The business rescue process for the Ahrlac aircraft, being developed by Paramount and the Aerospace Development Corporation (ADC), is fraught with complications as the Potgieters (50% shareholders in ADC) are now seeking liquidation. The business rescue practitioner and Paramount Aerospace Holdings (the other 50% shareholder) are opposing the Potgieter’s liquidation application.
The Ahrlac’s developer, original equipment manufacturer and designer is the Aerospace Development Corporation, of which Paul Potgieter Snr and Paul Potgieter Jnr, are executive managers and directors. Paramount Aerospace Holdings (PAH), a Paramount Group company, are 50% shareholders in ADC. Paramount Logistics Corporation Ltd, another Paramount Group company, is the launch customer for the Ahrlac aircraft.
Due to various reasons, including a dispute over intellectual property and funding, ADC has since the end of last year been unable to manufacture, design or develop the aircraft. The Potgieters advised ADCs staff that they may seek other job opportunities and work elsewhere as ADC cannot pay their salaries nor suppliers.
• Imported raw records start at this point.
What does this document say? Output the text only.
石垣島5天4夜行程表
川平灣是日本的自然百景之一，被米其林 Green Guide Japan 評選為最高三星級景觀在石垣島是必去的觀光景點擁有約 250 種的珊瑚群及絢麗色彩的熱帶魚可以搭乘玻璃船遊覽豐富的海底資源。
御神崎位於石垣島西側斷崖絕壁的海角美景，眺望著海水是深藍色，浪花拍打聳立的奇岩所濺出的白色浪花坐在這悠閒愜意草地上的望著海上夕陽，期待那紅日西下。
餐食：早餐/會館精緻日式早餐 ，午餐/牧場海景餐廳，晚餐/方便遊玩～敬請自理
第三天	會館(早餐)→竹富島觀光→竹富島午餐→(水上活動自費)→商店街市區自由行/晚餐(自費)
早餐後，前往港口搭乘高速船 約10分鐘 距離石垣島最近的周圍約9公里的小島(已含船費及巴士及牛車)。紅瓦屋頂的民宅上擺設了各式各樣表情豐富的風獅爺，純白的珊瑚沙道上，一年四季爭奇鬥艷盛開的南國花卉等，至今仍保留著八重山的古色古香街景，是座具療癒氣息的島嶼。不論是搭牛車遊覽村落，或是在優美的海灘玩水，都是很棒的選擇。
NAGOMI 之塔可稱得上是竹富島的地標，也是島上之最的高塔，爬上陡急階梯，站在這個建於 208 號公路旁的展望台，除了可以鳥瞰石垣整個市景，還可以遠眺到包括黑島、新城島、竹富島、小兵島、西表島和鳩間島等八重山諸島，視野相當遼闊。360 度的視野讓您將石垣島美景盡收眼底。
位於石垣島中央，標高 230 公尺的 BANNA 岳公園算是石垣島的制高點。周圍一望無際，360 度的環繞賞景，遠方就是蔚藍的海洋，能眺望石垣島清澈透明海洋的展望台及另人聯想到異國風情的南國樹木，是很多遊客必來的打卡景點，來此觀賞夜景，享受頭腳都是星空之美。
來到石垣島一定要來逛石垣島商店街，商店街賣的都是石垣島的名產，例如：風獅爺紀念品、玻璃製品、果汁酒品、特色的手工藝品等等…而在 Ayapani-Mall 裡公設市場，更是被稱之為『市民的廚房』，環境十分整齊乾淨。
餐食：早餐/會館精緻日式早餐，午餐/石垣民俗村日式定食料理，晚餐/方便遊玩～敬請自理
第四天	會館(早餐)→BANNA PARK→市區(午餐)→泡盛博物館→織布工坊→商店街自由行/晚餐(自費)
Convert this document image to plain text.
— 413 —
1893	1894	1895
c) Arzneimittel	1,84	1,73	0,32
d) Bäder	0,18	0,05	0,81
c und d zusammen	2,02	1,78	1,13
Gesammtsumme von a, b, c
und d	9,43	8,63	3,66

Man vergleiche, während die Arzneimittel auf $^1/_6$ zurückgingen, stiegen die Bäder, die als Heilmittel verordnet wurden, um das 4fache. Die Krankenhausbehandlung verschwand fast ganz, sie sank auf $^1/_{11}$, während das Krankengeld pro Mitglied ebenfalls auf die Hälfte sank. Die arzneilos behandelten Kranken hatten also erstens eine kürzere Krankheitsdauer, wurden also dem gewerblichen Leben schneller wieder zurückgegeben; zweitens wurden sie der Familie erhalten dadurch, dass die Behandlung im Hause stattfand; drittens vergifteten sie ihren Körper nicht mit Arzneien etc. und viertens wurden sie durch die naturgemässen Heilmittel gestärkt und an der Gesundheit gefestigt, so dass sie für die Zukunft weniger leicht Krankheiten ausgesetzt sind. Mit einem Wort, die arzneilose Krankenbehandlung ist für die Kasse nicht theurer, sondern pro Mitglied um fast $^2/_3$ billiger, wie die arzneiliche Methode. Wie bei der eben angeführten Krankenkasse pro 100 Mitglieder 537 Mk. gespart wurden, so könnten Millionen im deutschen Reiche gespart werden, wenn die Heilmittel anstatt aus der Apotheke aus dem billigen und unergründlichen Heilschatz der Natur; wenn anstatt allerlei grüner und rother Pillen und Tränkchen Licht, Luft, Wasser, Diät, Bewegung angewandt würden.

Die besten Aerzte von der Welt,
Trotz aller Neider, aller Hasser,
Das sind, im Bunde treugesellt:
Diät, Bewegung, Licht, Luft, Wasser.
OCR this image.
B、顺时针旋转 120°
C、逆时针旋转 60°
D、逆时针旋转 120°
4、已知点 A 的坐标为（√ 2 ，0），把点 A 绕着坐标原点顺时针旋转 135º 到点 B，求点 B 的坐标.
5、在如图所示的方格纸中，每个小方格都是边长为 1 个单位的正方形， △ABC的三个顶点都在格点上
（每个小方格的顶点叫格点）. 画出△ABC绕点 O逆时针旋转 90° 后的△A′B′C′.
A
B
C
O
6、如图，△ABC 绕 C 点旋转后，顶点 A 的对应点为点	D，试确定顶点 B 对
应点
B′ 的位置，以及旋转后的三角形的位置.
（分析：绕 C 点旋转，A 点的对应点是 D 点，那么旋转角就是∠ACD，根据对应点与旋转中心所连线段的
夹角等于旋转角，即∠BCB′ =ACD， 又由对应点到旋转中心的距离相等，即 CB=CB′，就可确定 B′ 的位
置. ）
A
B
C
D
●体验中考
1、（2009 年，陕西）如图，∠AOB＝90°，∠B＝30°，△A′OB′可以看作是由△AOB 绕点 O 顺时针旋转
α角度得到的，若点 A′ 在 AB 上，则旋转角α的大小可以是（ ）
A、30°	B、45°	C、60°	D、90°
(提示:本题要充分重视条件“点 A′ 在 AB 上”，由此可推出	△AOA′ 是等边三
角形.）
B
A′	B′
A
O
On the 28 February 2019, Paramount Aerospace Holdings applied to the Pretoria High Court to place ADC in business rescue, this application was initially resisted by the Potgieters. On 20 March, the Potgieters agreed to place ADC in business rescue and signed an ADC board resolution to that effect. The High Court subsequently placed ADC into business rescue. The Potgieter family has had four main issues with the business rescue process concerning: the post commencement financing (PCF) to be provided by Paramount, ownership of intellectual property (IP), funding by Riverston and the decision made by the ADC board (which the Potgieter’s agreed too and signed off on) to put the business into rescue instead of applying for immediate liquidation. As a result, the Potgieter’s seem to have changed their position and are now advocating that the Ahrlac programme be liquidated rather than continue with the business rescue process.
In an affidavit by Stefan Smyth, the business rescue practitioner from PricewaterhouseCoopers, he states that the Potgieter family, “…fail to appreciate that business rescue proceedings are designed for the development and implementation of a plan to rescue the company in a manner that maximises the likelihood of the company continuing in existence on a solvent basis.”
In the business rescue proceedings to date, Smyth was only able to find funding for business rescue through Paramount. The Potgieter family stated that the PCF agreement is based on Paramount converting funding into equity, but Smyth’s affidavit advises that “ No funds advanced by Paramount as PCF have been converted into equity as the applicants seek to imply”.
In addition, Smyth’s affidavit stated, “were it were not for the PCF provided, the ADC group would have been liquidated; the PCF provided is provided on eminently reasonable terms – interest-free and to cover BR [business rescue] costs as well as a contribution to employee salaries.”
Riverston, a separate company that had a loan funding agreement with ADC, failed to loan the full amount, short of R49.5 million, according to Smyth. However, in the business rescue practitioner’s investigations, he found that, “The ADC group had in excess of R60 million in outstanding trade creditors and employee arrears. Accordingly, the balance of R49.5 million outstanding in terms of the Riverston loan agreement would have been insufficient to settle these current liabilities, let alone provide sufficient working capital to complete the two aircraft to be delivered to Paramount Logistics Corporation (PLC)”.
The affidavit by Stefan Smyth goes on to say that the alleged breach in contract by Riverston dates back to before business rescue operations began and yet these claims were not pursued by the Potgieter family.
The Potgieter family maintain that have been heavily concerned that the IP of Ahrlac is in jeopardy. Their affidavit has proposed that ownership of the IP and its location shall be regularised and resolved in the ADC’s business rescue plan.
The Business Rescue Practitioner’s affidavit concludes by stating that, “It appears that their [Potgieter family] expectations regarding business rescue were wrong and that their expectations for a liquidation are also wrong”. The affidavit believes that the Potgieter family are pushing for provisional liquidation because it would give them a better standing in the ADCs shareholder dispute.
The future of ADC will be determined by a vote by the creditors of ADC on whether or not to adopt the Business Rescue plan, which is anticipated to be published by 1 August 2019.